Une relation, ça se nourrit sinon ça meurt. Même la relation à soi-même. Elle plus que toutes les autres peut-être.
Alors même si c’était exactement ce que j’avais choisi, de vivre ailleurs, loin, j’avais négligé depuis un long moment d’être là pour moi. J’avais oublié comment prendre soin de moi. Comment m’encourager. Comment m’accueillir dans le beau ET dans le laid. Comme si j’avais tout oublié. Ou jamais su.
Alors dans la solitude intégrale et l’anonymat parfait, je m’y suis remise, flirtant savamment avec les profondeurs et les limites de ma santé mentale. Et bien sûr que j’y suis arrivée! J’ai réintégré en toute priorité mon autonomie et mon indépendance dans chaque aspect de ma vie, sans aucune exception. C’était MA recette. Pas la seule possible, mais c’était la mienne.
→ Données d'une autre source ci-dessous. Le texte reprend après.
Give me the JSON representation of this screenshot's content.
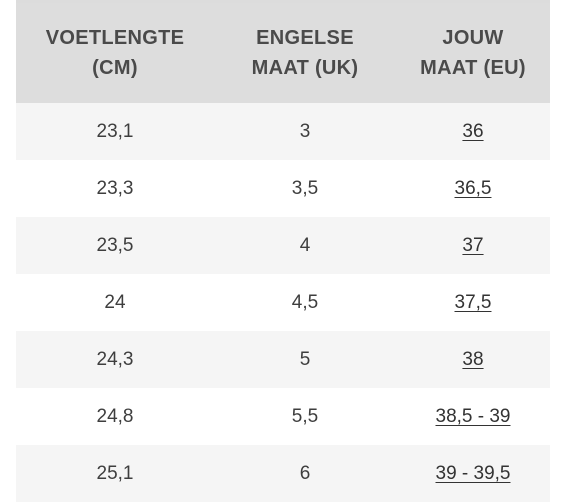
{
  "table": {
    "headers": [
      [
        "VOETLENGTE",
        "(CM)"
      ],
      [
        "ENGELSE",
        "MAAT (UK)"
      ],
      [
        "JOUW",
        "MAAT (EU)"
      ]
    ],
    "rows": [
      [
        "23,1",
        "3",
        "36"
      ],
      [
        "23,3",
        "3,5",
        "36,5"
      ],
      [
        "23,5",
        "4",
        "37"
      ],
      [
        "24",
        "4,5",
        "37,5"
      ],
      [
        "24,3",
        "5",
        "38"
      ],
      [
        "24,8",
        "5,5",
        "38,5 - 39"
      ],
      [
        "25,1",
        "6",
        "39 - 39,5"
      ]
    ]
  },
  "colors": {
    "header_bg": "#dddddd",
    "row_alt_bg": "#f5f5f5",
    "text": "#444444"
  }
}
J’aurais pu choisir le terme «réactiver» au lieu de «réintégrer», parce que tout était encore là. Juste engourdi par l’aisance de la présence de l’autre, détourné par la priorisation des autres, ankylosé par l’habitude de la sécurité et du connu.
Je m’étais alors fait la promesse de ne plus m’y perdre. Le genre de promesse qu’on se fait avec la plus profonde sincérité, sans l’enraciner consciemment concrètement nulle part. Retour à la case départ prémédité.
Phase 3
Laisser aux autres la vocation de nous rendre heureux est une affreuse irresponsabilité. C’est pourtant dans cette vase que je me suis empêtrée. Encore. Par paresse, par habitude, par négligence, par désintérêt, par apathie, par indifférence, par usure ou par essoufflement. Plus ET que OU en fait. Parce que le bonheur qui vient des autres est généreux, ample et addictif. À en oublier ma propre responsabilité d’auto-suffisance.
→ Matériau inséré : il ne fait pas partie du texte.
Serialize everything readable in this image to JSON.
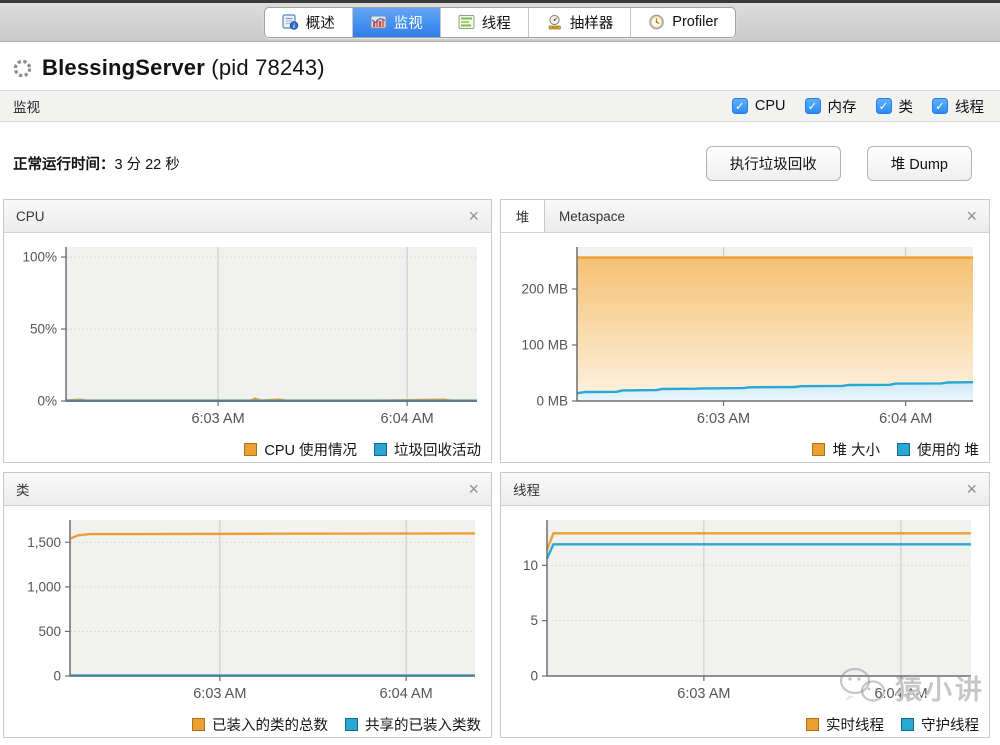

Et un bon matin, les pieds dans l’épreuve, le bonheur arrête de s’amener d’ailleurs. Et il arrête de s’amener tout court parce que depuis trop longtemps, j’ai arrêté de le susciter moi-même. Même détresse, même vide, même désolation, même colère. Tout ça, encore une fois.
Jamais 2 sans 3 comme on dit? Et bien j’y suis, à la 3e.
J’ai remis à mon horaire des moments «Manon». Quotidiennement. J’ai bougé mon nom sur ma propre liste de priorités. Je m’offre des tapes dans le dos. De la tendresse aussi. Je fais le ménage dans mes pensées, dans mes perspectives, dans mes attentes et dans mes actions. J’en avais du vieux stock. J’en ai encore. L’attachement, c’est pas uniforme.
Quand je dépose ma tête sur l’oreiller le soir, des fois j’ai le motton pogné dans la gorge. Des fois le barrage cède et je pleure. Mais souvent, je constate que j’étais due pour ce coup de pied au cul et ce retour à l’essentiel. Mon essentiel.